现有GNSS载波精密定位数据处理方法存在如下不足：实现整数解所需的初始化时间较长；模糊度整周确认的标准不统一，理论依据不充分；实现的整数解有纳伪风险。上述问题的根源是把“模糊度真值是整数”的物理条件狭义映射成了“模糊度最优解为整数”的数学条件。针对上述问题，本项目将突破冒纳伪风险将模糊度确定为一组整数的常规做法，基于全概率理念，利用多个整数向量依概率共同参与解算，进而得到各未知数的全概率整数解。项目主要研究内容为：基于给定可靠性概率的多个整数向量最佳选取；各整数向量为模糊度向量概率的精确计算；基于多个整数向量的全概率整数解计算及其随机特性准确表达；动态和静态两种作业模式的全概率整数解数据处理流程及算法；全概率整数解算法的软件实现及实测验证。通过本项目的研究，将克服现有方法的不足，实现不需模糊度整周确认、获得全概率整数解仅需数个历元、定位结果可靠性高的GNSS载波精密定位快速精确解算。

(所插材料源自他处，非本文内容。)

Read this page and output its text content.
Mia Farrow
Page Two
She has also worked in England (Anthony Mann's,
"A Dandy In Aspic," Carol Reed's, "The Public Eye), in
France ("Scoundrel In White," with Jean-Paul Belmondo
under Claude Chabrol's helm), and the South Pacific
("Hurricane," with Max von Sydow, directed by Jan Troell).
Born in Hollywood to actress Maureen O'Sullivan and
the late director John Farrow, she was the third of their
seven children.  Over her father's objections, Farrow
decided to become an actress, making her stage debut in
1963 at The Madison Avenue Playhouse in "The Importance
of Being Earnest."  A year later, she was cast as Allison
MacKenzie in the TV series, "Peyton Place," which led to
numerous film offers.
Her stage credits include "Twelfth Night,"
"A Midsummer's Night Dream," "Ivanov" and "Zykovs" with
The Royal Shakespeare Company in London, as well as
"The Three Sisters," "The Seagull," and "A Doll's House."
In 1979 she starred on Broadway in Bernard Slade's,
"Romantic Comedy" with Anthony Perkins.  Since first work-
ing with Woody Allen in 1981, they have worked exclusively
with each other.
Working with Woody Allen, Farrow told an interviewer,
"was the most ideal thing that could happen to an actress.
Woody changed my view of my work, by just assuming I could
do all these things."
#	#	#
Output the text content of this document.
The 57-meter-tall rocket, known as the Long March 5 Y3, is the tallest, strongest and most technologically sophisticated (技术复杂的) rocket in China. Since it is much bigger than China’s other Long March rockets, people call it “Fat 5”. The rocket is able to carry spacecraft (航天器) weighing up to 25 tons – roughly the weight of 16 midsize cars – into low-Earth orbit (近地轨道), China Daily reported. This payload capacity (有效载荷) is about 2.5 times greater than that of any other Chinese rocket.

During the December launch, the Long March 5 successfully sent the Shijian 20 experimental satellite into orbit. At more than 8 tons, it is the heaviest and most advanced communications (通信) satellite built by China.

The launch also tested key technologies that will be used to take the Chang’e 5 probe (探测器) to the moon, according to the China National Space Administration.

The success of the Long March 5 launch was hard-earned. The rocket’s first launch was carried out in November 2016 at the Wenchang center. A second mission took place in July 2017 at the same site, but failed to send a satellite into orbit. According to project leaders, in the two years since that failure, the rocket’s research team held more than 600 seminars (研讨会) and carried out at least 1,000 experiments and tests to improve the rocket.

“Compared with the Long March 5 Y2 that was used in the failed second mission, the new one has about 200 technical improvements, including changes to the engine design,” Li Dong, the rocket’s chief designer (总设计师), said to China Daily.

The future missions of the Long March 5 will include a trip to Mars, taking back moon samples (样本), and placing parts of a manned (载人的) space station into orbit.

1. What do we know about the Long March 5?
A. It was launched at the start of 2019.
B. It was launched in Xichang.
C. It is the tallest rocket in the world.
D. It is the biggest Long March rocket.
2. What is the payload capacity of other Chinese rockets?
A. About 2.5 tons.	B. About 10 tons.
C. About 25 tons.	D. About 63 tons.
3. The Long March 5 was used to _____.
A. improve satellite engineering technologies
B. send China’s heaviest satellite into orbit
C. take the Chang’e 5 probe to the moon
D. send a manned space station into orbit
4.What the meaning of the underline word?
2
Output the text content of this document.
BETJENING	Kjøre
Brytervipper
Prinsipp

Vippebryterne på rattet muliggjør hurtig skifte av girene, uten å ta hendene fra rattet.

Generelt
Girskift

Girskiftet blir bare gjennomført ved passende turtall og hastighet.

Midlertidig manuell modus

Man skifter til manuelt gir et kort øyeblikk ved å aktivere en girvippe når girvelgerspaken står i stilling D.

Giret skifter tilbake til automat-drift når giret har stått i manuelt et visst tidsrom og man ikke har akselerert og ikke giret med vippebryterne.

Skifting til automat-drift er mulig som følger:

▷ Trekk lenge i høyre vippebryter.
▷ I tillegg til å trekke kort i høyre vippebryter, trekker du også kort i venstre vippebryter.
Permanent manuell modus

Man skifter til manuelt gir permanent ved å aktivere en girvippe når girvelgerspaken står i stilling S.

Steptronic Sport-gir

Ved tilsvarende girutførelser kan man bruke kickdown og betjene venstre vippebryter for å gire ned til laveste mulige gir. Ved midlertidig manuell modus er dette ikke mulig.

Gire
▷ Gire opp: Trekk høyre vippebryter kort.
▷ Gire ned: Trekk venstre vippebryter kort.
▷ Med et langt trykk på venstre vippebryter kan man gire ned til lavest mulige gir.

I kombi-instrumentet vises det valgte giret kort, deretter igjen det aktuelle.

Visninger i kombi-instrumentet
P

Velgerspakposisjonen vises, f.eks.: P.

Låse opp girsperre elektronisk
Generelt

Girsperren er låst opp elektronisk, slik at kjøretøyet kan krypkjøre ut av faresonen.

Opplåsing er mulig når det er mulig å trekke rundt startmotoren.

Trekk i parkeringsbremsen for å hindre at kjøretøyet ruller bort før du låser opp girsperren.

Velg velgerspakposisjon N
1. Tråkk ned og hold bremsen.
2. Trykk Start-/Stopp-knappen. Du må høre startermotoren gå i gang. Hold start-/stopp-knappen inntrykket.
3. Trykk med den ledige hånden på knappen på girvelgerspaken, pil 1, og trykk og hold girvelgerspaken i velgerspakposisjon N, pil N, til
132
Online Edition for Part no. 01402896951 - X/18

现有GNSS载波精密定位数据处理方法存在如下不足：实现整数解所需的初始化时间较长，模糊度整周确认的标准不统一，理论依据不充分。上述问题的根源是把“模糊度真值是整数”的物理条件狭义映射成了“模糊度最优解为整数”的数学条件。针对上述问题，本项目突破了“将模糊度确定为一个整数”的常规做法，认为每一个与模糊度同维的整数向量是模糊度真值依概率成立，给定一个高可靠性概率情况下可得到多个整数向量，利用这些整数向量共同得到定位的全概率整数解。.基于上述研究思路，项目给出了基于给定可靠性概率的多个整数向量最佳选取方法，该方法具有免搜索、计算效率高等优点；给出了任一同维整数向量为模糊度向量真值的后验概率精确计算方法，并给出了该方法计算误差的上限计算公式，可实现对解算结果的准确评价；基于多个整数向量及其后验概率分别得到了模糊度和定位的全概率整数解及方差矩阵的计算公式，证明了常规的整数解是全概率整数解的特例，给出了利用全概率整数解判断模糊度整数特性存在性的方法。项目对全概率整数解数据处理流程和算法进行了软件实现，并利用工程数据对研究成果进行了检验。工程数据验证表明：（1）全概率整数解实现不需模糊度整周确认，免去了确认标准不确切的困扰；（2）获得全概率整数解仅需数个历元，可快速实现GNSS高精度定位；（3）根据给定可靠性概率值计算定位结果，确保定位结果的高可靠性。.研究成果可使得GNSS极速实现载波高精度定位，充分发挥了GNSS载波定位的优势。特别是在城镇卫星信号受到遮挡的动态定位中，利用本项目算法所得的定位结果相对已有方法在性能上有显著提升。项目成果可用于自动驾驶、军事侦查等领域的卫星导航算法中。研究成果对推动卫星精密导航定位的应用扩展具有重要的意义。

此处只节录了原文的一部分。